Non-Monogamy With A Kid
For us and for now, we commit to making time for each other, and time for our family. We don’t go on a bunch of dates with other people if we haven’t first made time for our own connection. Time can be a challenge! We check in with each other before scheduling dates, and for now we tell our child that one or the other parent is going out with a friend. I’ve begun talking with our child about how some people have a boyfriend and a girlfriend, or some people go on dates with lots of people—our culture and media is SO saturated with monogamy that he has already picked up on the idea that monogamy is the only real way to do relationships. (Hey tribe, any good resources/books/shows for younger kids that present non-monogamy as a healthy, viable relationship option?!)

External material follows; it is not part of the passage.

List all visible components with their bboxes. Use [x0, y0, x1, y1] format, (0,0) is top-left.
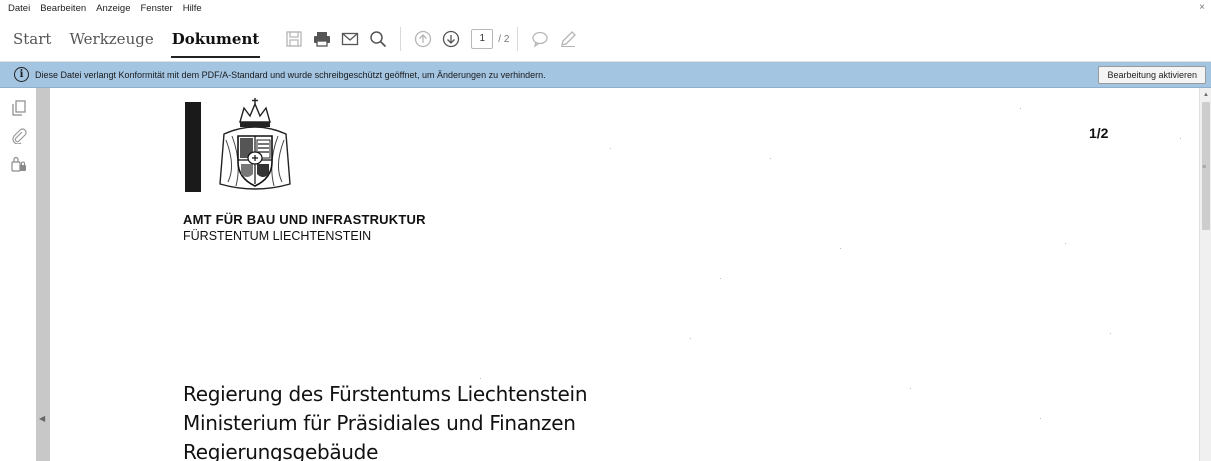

My biggest concern currently is that I don’t want my child “finding out” one day that his parents see other people and feel that is somehow abnormal or wrong. I also want to respect my husband’s boundaries, and he’s more comfortable with keeping our lives and loves a bit compartmentalized. Like I said, we don’t have this all figured out. And I’m not comfortable with the folks at the polyamory groups/meet-ups I’ve been to, because the vibe seems more sex-oriented, and most polyamorous folks have so many rules, it’s exhausting, so we are mostly winging this on our own. Introducing our son to non-monogamy and polyamory as options for relationships is where we’re at right now. My hope is that he will grow up knowing he can choose what feels right for him, he can explore multiple options if he isn’t sure, and as great as monogamy can be, it doesn’t have to be the only way.
Yes, we’re parents. And the question that pretty much every parent has about non-monogamy (or you know, literally anything else) is how we manage to even have time for this. And the answer is, sometimes, we don’t! We’ve gone long stretches without seeing other people. But we know we have the option, we know we can flirt with people, we know that our work has slow seasons and busier ones, and we truly enjoy getting to know new people. For me—I enjoy time with my longer-term partners, even if I only see them once a month. It is deeply nourishing and stimulating and fun. And I bring that nourishment into my marriage, as well.